Elizabeth Barrett Browning was a Victorian poet whose work achieved popularity during her lifetime. The effect she had on literature is profound and far-reaching. Emily Dickinson kept a portrait of Browning in her bedroom. Virginia Woolf in an essay published in 1935 wrote “we may suspect that Elizabeth Barrett was inspired by a flash of true genius when she rushed into the drawing-room and said that here, where we live and work, is the true place for the poet.” Although not selected, she was widely considered worthy of succeeding William Wordsworth as Poet Laureate in England. Well-known for her poem “How do I love thee? Let me count the ways”—a female description of love—she mostly tackled much deeper social and political issues.
Browning was born March 6, 1806, in County Durham, England, to a wealthy family and the eldest of twelve children. Money from Jamaican sugar plantations supported Hope End Estate where Browning grew up in luxury with religion. Browning started writing poetry at age six and kept a diary. She was educated entirely at home, learning from her brothers’ tutors, and was well-read, consuming volumes of history, several Shakespearean works, and even parts of Paradise Lost before her tenth birthday.
A chronic lifelong affliction started at fifteen after she injured her spine in an accident with a horse and she was plagued till death with weakness and health problems, which inevitably led to dependence on laudanum and later morphine. In 1835, after financial trouble forced her father to sell their estate, her family moved to London. There, she met prominent figures of the time including William Wordsworth, Samuel Taylor Coleridge, and Alfred, Lord Tennyson.
An epic of rhyming couplets had been previously published at her father’s expense, but Browning’s first adult publication is The Seraphim and Other Poems which was well-received in 1838. Browning believed the highest form of art draws from and addresses day-to-day life and she devoted much of her work to issues of social injustice including slavery in America, the “question” of women, and child labor. In 1842, Browning published “The Cry of the Children” which depicts the horrific conditions endured by children working in coal mines, drawing significant attention to the issue.
Browning tells the story through children’s voices and a narrator’s outrage, but cart wheels are the central symbol of “The Cry of the Children.” In lines 77–84, their plight is painted through the hypnotic churning of wheels which defines and distorts the world around the young workers. The sound of their cries are drowned out by the endless “droning” of cart wheels, and so no one hears their cries—or reacts to their cries—despite how closely by they pass.

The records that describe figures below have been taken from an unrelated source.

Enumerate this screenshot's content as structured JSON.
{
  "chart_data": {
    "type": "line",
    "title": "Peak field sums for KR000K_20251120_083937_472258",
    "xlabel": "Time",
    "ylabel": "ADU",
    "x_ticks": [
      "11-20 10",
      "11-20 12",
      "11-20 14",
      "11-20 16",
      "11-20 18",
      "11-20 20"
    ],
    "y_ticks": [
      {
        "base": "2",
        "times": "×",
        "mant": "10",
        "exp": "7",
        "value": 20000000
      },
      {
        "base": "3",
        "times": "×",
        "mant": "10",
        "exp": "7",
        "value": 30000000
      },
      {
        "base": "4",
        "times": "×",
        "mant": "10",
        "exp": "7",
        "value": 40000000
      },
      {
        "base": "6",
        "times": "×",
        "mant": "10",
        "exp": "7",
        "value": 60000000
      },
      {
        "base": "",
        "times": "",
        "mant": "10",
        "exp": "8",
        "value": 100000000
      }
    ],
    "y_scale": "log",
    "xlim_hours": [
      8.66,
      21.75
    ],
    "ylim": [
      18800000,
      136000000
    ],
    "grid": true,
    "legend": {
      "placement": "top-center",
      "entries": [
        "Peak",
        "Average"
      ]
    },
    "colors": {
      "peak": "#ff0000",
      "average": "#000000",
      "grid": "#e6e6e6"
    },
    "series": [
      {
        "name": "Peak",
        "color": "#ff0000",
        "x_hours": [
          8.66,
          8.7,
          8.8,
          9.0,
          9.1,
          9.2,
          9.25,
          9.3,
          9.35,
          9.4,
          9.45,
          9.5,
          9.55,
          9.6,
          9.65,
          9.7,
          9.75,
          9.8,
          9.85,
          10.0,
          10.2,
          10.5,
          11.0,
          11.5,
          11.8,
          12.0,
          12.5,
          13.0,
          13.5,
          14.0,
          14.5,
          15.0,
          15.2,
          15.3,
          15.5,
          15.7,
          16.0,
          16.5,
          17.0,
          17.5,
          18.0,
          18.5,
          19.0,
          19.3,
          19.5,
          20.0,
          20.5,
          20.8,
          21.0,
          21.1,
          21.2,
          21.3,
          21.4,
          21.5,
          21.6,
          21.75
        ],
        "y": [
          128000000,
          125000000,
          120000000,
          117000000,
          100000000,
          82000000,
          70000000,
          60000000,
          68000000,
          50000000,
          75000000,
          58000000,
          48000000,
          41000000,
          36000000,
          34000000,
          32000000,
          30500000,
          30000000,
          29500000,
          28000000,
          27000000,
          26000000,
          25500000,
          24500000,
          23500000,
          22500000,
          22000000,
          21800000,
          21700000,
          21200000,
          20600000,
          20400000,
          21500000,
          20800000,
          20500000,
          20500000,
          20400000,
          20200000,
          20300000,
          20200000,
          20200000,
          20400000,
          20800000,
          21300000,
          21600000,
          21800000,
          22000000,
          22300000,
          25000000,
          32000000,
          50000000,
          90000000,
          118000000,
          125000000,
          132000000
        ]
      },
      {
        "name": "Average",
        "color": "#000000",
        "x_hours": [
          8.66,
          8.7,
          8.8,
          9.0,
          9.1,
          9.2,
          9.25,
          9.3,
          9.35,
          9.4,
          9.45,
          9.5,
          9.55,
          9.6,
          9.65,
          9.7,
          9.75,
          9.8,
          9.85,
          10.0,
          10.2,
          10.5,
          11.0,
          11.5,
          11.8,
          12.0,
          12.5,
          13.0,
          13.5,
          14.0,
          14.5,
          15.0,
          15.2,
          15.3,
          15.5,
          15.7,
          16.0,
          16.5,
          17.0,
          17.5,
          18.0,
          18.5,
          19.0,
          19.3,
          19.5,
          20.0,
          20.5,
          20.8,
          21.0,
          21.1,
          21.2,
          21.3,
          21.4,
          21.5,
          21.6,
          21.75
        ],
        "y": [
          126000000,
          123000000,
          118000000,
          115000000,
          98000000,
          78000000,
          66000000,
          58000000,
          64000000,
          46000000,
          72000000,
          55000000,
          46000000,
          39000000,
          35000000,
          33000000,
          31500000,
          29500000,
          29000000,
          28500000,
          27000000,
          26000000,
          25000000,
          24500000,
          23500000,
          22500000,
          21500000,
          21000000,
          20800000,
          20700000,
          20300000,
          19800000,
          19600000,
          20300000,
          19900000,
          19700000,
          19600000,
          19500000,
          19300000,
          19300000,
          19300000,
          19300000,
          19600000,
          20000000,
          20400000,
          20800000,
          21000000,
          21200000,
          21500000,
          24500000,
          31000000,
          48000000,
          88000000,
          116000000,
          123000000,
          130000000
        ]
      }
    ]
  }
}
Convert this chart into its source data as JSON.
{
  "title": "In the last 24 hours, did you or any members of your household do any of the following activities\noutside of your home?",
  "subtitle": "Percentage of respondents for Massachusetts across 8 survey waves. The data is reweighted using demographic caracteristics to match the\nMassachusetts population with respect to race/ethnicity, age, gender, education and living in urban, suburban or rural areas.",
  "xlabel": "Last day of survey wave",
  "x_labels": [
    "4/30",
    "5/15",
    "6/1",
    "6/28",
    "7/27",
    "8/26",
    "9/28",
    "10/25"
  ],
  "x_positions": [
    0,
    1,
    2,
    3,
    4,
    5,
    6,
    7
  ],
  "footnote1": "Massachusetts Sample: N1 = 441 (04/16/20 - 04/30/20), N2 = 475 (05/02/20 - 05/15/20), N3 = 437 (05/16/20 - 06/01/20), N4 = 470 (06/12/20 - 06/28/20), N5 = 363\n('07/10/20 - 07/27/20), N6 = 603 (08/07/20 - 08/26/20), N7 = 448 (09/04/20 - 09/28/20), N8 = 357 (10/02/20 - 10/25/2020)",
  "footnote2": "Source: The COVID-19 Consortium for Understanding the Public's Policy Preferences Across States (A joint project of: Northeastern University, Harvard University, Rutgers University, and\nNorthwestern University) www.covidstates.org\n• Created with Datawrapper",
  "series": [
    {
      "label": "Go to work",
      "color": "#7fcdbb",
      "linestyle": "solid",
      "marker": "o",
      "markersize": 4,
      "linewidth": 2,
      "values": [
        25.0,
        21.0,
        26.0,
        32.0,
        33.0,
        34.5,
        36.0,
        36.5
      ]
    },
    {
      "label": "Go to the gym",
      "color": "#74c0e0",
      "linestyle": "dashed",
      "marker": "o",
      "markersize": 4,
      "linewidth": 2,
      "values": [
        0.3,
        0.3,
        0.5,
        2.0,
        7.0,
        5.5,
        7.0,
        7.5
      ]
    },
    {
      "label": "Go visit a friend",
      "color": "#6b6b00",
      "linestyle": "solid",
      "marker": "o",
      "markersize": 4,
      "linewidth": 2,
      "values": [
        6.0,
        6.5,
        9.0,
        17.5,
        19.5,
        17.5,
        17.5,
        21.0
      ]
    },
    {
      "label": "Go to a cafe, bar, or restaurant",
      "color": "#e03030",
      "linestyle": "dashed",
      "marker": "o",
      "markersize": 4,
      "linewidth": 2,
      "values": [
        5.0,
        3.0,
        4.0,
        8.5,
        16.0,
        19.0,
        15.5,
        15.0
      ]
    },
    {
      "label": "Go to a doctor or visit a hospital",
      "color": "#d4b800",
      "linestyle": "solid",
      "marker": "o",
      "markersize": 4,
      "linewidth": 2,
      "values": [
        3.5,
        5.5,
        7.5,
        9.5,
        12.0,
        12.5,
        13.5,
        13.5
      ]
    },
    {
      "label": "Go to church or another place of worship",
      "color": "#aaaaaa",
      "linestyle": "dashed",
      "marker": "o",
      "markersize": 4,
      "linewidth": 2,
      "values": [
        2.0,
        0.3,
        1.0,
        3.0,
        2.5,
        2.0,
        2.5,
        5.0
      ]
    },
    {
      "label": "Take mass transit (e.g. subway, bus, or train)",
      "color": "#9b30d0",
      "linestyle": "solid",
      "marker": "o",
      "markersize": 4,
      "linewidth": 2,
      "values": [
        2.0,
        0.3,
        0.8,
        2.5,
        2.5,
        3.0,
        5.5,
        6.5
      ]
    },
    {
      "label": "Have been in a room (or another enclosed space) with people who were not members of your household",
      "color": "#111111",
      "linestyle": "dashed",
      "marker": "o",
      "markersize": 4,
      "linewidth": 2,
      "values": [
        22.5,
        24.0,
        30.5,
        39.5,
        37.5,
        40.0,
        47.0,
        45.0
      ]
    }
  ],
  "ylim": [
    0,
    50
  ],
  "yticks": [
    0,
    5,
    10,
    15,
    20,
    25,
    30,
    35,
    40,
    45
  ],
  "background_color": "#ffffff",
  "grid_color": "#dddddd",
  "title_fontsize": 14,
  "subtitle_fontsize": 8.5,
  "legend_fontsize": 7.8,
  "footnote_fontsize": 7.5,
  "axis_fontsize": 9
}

The narrator tells the children to play in meadows, as children ought, but they ask her not to talk about “pleasures fair and fine,” which they will never have the opportunity to enjoy. The narrator entreats her “brothers” to tell the children to pray, but the children are dubious that God or His angels can hear them. They are hopeless—between them and sleep is the never-ending demand for coal until the ultimate salvation comes: death. “‘It is good when it happens,’ say the children, / ‘That we die before our time.’” If God might hear their prayers in a brief silence, He might gather them up to Him where they can finally rest. Browning closes the poem with a more direct message asking, “How long, O cruel nation, / Will you stand, to move the world, on a child’s heart?”
Poems, published in 1844, was another success for Browning. Shortly afterwards Robert Browning, a great admirer of Elizabeth’s work, began corresponding with her. The two met in 1845, and in the next year they secretly wed; Elizabeth’s father never endorsed the union and carried his estrangement to the grave. The new couple moved almost immediately to Florence where Elizabeth became passionate about Italian politics, writing prolifically on the subject. In 1849 at forty-three years old, Elizabeth gave birth to their only son.
In 1856, using a traditionally masculine form, Browning told a story of gender inequality in the epic narrative poem Aurora Leigh. In what was perceived a vulgar subject, Browning highlighted the social costs burdened to women including that of childbirth outside of marriage. It is in reaction to this poem that Virginia Woolf says Browning has been struck by genius.
Five years after publishing Aurora Leigh, Elizabeth Barrett Browning finally succumbed to lasting physical ailments and passed away in her Italian home at the age of fifty-five.